— А теперь, выходит, ты счастлив?
— Теперь я живу и в принципе живу так, как считаю правильным. По-настоящему. Про счастье ничего не скажу, не уверен, что знаю в нем толк. Но я в дороге многое понял. Самое главное — люди живут неверно, просто в корне неверно. Вечно ноют, что мир говно и жизнь говно, и при всем этом, заметь, пипец как боятся умирать…
— А ты не боишься?
— Боюсь, конечно. Я хоть и полубог, но все равно человек. Речь вообще про другое… В этом своем страхе они стараются что-то оставить после себя, этакий суррогат жизни после смерти. Как будто картина или книга — это продолжение жизни. Хрен знает, может и так, не спорю, но на мой взгляд проблема в том, что люди просто не умеют жить. Вернее, они не прикладывают достаточно усилий, чтоб этот мир и эта жизнь престали быть говном. Я это очень четко понял, старик, потому, наверное, что моя нынешняя жизнь и мой нынешний мир — это не говно, это великолепно. И мне
— Наверное, понимаю, — кивнул я, закуривая, — и даже отчасти соглашаюсь. Вот только как быть с тем, что ты, по большому счету, никому не нужен, и тут о тебе никто не вспомнит? Это же важно… И вдруг все то, что ты называешь постсуррогатом, — это маяки, по которым у тебя есть шанс вернуться?
— Ты сам-то в это веришь? — спросил Шляхтич, тоже выбивая из пачки сигарету.
Я пожал плечами:
— Не знаю, мне не приходилось об этом задумываться. Но мне эта мысль кажется приятной. Может, потому, что моя жизнь и мой мир — тоже не говно, и я, делая то, что делаю, чувствую себя на своем месте? Не уверен, что имеет смысл что-то менять в моих отношениях с жизнью.
— А тебе это не кажется бытовухой? Ну, типа разговоров о первостепенности разума и бытия? Не кажется, что ты живешь во имя бесполезных вещей? Для ТЕБЯ бесполезных?

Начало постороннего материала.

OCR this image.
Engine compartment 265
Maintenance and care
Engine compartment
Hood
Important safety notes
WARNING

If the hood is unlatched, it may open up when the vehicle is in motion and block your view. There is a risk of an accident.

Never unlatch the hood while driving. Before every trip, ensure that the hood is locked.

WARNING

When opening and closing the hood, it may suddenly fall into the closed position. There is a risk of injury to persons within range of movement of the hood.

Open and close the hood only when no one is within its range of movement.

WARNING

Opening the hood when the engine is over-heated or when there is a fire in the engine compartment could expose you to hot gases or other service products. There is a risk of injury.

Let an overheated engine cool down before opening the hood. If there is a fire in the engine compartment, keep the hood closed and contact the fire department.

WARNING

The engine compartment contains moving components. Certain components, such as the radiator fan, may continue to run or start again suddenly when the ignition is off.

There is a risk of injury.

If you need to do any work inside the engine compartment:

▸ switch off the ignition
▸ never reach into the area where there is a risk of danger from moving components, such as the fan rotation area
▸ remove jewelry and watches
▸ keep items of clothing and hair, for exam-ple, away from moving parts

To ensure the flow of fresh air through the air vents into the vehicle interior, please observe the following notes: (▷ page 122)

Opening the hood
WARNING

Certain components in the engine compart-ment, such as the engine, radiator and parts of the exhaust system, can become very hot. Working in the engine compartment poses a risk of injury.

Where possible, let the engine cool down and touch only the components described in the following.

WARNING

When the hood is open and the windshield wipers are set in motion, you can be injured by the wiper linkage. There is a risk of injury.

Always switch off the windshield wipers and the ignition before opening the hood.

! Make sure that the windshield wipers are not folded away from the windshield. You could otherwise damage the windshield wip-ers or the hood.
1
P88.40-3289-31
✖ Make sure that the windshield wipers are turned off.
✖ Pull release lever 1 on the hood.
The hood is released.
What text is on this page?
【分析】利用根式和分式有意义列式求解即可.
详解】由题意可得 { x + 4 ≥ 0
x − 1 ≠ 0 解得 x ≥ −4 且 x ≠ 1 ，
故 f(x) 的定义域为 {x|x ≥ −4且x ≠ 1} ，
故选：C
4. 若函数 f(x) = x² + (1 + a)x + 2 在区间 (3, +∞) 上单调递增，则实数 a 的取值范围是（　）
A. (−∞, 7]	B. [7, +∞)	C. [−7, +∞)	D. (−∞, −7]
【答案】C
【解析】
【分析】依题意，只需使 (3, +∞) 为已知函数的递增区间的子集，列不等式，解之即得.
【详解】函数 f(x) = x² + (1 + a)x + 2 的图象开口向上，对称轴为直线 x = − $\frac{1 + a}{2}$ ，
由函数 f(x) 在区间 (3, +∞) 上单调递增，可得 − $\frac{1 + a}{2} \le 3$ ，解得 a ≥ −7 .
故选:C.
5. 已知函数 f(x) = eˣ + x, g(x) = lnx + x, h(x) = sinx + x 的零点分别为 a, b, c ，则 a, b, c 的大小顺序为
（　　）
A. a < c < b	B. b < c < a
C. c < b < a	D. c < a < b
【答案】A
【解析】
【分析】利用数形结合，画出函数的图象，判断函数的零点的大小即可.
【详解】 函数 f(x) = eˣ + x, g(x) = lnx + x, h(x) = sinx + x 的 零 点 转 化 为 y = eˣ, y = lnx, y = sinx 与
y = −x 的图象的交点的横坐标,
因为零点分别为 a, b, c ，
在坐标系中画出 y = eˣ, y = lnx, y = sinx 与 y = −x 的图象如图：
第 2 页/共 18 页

— Да нет, в общем, не кажется…
Больше мы к этому разговору не возвращались. Говорили о другом: о жизни, о событиях и снова об общих знакомых. «Кадиллак», один в один как тот, что подарил своей маме Элвис Пресли, катил меж заросших тайгой, иссеченных шрамами рек и расщелин, заваленных многоцветным буреломом сопок. Разумеется, всего этого из салона машины было не видно, но я чувствовал, что несмотря на негостеприимный климат, там, наверху — хорошо. Мой мир имел свои приятные стороны, и хотя и негатива в нем хватало с избытком, менять что-либо я не хотел. Пусть цветет теми цветами, какие ему больше нравятся, как противотуманки на машине Шляхтича. Меня, конечно, устраивало то, что я пропитываюсь этим миром, и этой памяти хватит надолго. Но мне также хотелось оставить что-нибудь после себя, этакий маячок, по которому, хрен его знает, вдруг доведется вернуться… И может, что-то из моих необязательных дел окажется впоследствии вполне себе обязательным. И я, сыграв пару партий в сочинский преферанс с быкоголовым приятелем, выберусь из лабиринта обратно. Но даже если и нет… Даже если и нет, если мне нравится то, что я делаю, если мне нравится жить вот так — есть ли смысл что-то менять? Я не говорю о статике, о персональном болоте. Здесь Шляхтич прав. Болото убивает человека, превращает его в ленивую холоднокровную рептилию «не-хочу-учиться-хочу-жениться». Но если ты все еще в состоянии находить в топи броды, если тебя не оставляет надежда, что именно этими бродами ты рано или поздно выйдешь на твердую землю, то есть ли смысл менять одну топь на другую топь? Мне по кайфу искать землю. Но тут уж каждому свое.